Following meetings in Ramallah on Friday, US National Security Adviser Jake Sullivan said during a press conference that “we do believe that the Palestinian Authority needs to be revamped and revitalized, needs to be updated in terms of its method of governance, its representation of Palestinian people.”

Sullivan added: “That will require a lot of work by everybody who is engaged in the Palestinian Authority, starting with the president, Mahmoud Abbas, who I will go to see… And ultimately, it’s going to be up to the Palestinian people to work through their representation.”

A poll released last week showed soaring Palestinian support for Hamas in the West Bank, with 44 percent in the territory saying they support Hamas in general, up from just 12% in September. Of those Palestinians polled in the West Bank, 82% said they believe Hamas was “correct” to launch its October 7 onslaught, compared to only 57% in Gaza.

At the start of a press conference in Tel Aviv on Saturday, Prime Minister Netanyahu cited that survey in reiterating his opposition to the PA playing a role in Gaza following the war.

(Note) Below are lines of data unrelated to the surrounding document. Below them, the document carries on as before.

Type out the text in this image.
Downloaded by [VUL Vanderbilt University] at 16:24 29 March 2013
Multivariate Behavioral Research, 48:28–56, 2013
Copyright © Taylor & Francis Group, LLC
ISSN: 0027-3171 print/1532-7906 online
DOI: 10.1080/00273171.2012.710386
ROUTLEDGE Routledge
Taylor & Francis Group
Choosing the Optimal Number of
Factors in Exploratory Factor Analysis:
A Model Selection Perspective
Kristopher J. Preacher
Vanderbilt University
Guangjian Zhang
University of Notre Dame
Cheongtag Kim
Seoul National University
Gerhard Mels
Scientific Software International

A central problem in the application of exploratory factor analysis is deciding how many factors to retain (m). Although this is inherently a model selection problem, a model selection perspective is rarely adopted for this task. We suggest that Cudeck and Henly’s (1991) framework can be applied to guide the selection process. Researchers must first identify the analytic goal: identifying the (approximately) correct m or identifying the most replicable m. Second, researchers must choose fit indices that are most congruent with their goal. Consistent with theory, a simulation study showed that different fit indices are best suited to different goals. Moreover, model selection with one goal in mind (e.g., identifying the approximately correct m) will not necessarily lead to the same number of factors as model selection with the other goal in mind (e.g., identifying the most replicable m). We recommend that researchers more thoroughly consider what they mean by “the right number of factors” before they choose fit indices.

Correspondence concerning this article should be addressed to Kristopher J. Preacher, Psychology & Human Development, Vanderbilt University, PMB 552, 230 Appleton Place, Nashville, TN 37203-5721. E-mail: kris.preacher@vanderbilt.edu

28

Prime Minister Benjamin Netanyahu leads a cabinet meeting at the Kirya military base in Tel Aviv on December 17, 2023. (Miriam Alster/Flash90)

“As of now, the Palestinian Authority senior leadership simply refuses to condemn the massacre and some of them even praise it openly. They’ll control Gaza ‘the day after’? Haven’t we learned anything? As the prime minister of Israel, I will not allow that to happen,” he said.

Netanyahu said instead that “after the elimination of Hamas, the Gaza Strip will be demilitarized, will be under Israeli security control, and no element in it will either threaten us or educate its children to destroy us.”

He did not say who he envisions leading civilian affairs in the Strip.

Gianluca Pacchiani contributed to this report.